L’exécutif mise sur la vaccination
Pour accomplir ce pari – même si Emmanuel Macron récuse le terme –, l’exécutif mise sur la vaccination. « La grande différence avec le mois d’octobre, c’est qu’aujourd’hui, nous avons un vaccin qui donne une perspective de sortie durable de la crise », estime le président de la République. Ce dernier a annoncé que la campagne de vaccination serait ouverte à partir du 1er mai à l’ensemble des personnes majeures souffrant d’obésité, ce qui représente un total de 2,3 millions de personnes. « Nous avons des doses en stock », assure M. Macron.

L’heure est venue, aux yeux du président de la République, d’insuffler un vent d’optimisme

Pas question, pour autant, d’offrir dès maintenant la possibilité à toute la population française de se faire vacciner. Et ce, malgré les images de vaccinodromes en partie vides. « On peut optimiser le fonctionnement de nos 1 700 centres de vaccination. On va continuer à prioriser par âge, parce que c’est le plus efficace. La vaccination des plus vulnérables fait baisser la pression sur les services hospitaliers », affirme le chef de l’Etat.

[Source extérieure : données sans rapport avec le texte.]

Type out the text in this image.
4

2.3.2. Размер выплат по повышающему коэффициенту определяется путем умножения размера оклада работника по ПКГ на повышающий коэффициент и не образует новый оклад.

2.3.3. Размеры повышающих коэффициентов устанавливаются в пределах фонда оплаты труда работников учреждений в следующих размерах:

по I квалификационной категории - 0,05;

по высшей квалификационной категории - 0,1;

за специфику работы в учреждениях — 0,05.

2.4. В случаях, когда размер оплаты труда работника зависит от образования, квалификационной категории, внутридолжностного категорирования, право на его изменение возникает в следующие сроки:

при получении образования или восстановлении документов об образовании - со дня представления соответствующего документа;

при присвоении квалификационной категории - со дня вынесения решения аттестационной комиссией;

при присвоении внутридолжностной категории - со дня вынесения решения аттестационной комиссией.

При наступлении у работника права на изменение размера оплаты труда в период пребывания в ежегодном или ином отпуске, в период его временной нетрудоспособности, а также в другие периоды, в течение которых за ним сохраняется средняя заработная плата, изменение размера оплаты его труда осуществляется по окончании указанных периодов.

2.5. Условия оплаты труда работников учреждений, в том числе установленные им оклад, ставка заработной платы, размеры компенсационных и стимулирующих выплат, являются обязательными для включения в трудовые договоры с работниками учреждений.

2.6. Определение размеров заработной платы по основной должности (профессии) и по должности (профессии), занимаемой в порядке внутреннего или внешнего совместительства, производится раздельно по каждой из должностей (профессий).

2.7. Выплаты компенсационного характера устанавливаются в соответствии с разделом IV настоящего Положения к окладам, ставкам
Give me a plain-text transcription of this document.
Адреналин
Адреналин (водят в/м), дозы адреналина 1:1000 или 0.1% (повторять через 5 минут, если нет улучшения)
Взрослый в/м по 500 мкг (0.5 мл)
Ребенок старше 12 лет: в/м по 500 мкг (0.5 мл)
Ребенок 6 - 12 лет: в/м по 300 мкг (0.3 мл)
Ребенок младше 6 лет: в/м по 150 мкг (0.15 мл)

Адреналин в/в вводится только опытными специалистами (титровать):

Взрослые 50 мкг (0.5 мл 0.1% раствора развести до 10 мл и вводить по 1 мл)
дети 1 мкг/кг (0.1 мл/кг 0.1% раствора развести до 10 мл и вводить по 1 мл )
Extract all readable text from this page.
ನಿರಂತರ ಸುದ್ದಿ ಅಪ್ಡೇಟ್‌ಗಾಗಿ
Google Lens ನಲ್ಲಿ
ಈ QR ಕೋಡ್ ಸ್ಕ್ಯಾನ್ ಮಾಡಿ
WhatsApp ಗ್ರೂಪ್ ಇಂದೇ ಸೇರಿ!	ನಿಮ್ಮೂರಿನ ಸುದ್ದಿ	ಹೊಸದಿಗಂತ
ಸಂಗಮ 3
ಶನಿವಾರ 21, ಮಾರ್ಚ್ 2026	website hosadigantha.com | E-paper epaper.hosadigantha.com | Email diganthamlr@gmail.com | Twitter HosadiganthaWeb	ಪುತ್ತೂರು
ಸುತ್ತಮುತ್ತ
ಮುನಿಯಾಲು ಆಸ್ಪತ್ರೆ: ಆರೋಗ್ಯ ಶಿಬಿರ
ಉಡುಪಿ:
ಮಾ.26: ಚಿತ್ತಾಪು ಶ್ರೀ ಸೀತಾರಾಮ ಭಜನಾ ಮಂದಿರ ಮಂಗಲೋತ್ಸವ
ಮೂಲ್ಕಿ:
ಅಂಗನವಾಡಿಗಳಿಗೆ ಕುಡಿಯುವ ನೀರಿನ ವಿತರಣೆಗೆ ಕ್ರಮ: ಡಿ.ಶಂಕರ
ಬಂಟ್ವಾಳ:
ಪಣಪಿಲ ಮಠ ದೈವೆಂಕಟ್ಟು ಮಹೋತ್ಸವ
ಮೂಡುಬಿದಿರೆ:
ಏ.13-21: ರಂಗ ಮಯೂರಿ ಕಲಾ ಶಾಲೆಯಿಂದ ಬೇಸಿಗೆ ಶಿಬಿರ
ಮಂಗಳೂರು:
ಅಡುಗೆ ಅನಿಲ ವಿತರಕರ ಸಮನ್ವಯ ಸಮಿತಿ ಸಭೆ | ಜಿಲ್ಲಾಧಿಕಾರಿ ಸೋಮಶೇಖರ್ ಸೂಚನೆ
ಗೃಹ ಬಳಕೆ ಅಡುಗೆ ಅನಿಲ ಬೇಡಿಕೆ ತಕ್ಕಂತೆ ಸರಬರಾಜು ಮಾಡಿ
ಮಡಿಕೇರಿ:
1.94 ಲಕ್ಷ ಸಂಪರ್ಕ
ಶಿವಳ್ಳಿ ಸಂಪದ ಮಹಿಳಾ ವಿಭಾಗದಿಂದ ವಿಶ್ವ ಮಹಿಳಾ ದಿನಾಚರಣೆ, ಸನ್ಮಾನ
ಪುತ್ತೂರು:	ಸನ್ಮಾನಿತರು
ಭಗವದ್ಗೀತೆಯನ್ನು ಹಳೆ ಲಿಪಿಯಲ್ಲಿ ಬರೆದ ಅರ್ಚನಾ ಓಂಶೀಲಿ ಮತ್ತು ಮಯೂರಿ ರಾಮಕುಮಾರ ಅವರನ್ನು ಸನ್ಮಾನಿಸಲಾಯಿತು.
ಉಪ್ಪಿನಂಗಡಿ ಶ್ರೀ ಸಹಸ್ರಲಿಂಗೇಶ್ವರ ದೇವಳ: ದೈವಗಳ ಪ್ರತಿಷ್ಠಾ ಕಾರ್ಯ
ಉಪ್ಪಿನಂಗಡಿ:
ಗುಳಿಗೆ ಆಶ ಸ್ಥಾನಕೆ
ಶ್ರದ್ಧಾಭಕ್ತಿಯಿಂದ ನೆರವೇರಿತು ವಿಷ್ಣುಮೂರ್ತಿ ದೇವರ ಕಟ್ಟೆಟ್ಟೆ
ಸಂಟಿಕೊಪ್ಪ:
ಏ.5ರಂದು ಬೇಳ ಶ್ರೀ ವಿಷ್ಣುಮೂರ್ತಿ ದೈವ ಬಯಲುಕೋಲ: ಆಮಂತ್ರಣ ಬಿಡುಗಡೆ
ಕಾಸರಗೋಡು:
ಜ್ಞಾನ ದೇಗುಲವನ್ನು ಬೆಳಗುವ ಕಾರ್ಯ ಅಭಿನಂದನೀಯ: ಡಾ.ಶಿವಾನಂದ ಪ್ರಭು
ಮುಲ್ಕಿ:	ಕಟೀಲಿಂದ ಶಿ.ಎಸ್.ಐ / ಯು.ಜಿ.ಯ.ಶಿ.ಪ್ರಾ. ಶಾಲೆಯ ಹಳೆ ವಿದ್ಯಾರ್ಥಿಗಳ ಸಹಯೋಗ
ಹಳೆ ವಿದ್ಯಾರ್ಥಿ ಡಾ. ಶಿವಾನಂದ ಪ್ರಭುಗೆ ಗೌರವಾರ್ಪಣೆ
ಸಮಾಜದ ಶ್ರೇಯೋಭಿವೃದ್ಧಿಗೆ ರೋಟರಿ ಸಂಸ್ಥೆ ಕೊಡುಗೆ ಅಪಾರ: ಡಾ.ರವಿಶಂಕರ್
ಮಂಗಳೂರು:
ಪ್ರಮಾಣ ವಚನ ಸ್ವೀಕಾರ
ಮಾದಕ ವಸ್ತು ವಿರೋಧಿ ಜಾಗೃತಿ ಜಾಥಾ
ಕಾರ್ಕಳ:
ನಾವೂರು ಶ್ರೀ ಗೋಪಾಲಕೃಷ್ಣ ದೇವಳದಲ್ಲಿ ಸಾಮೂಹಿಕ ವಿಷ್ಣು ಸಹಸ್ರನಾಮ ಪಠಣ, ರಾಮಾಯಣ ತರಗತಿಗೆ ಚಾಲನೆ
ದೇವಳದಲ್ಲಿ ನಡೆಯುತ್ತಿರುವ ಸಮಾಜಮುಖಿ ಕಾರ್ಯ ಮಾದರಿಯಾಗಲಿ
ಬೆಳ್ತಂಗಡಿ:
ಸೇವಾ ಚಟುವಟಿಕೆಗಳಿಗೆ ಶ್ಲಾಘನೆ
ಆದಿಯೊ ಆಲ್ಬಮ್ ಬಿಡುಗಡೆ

Selon un participant du dernier conseil de défense sanitaire, seulement 30 centres de vaccination auraient « plus de cent rendez-vous disponibles à court terme ». La même source assure que la perspective d’une ouverture de la vaccination en population générale continue de se situer autour de la mi-juin, contre le 1er juin en Allemagne.

« Grande concertation »
Sur le plan économique, enfin, les dispositifs d’aides seront prolongés en mai avant de commencer à s’éteindre peu à peu « à partir du 1er juin », a annoncé M. Macron. « L’accompagnement se fera au prorata de la reprise d’activité. On aura une réponse adaptée par secteur. Ce sera du cousu main », assure-t-il.

Cette période doit représenter pour M. Macron l’occasion de commencer à se projeter sur la prochaine élection présidentielle à travers une « grande concertation » destinée à « tourner la page de ce moment de la vie de la nation ». « Dès le début du mois de juin, grâce au retour à une vie aussi normale que possible, je veux reprendre mon bâton de pèlerin et aller dans les territoires pour prendre le pouls du pays », annonce le chef de l’Etat, qui entend, « en lien avec les maires et forces vives de la nation, inventer un deuxième temps de la relance » économique du pays. Celle-ci ne passera pas par une taxation des plus riches – « tant que je serai là, il n’y aura pas de hausses d’impôts en sortie de crise » – ni par une augmentation du volume du plan de relance.

L’heure est néanmoins venue, aux yeux du président de la République, d’insuffler un vent d’optimisme. « Nous avons une nouvelle décennie française à bâtir, qui sera la décennie de notre jeunesse », veut croire M. Macron. Une promesse à laquelle l’épidémie de Covid-19 risque encore d’imposer quelques astérisques en bas du contrat.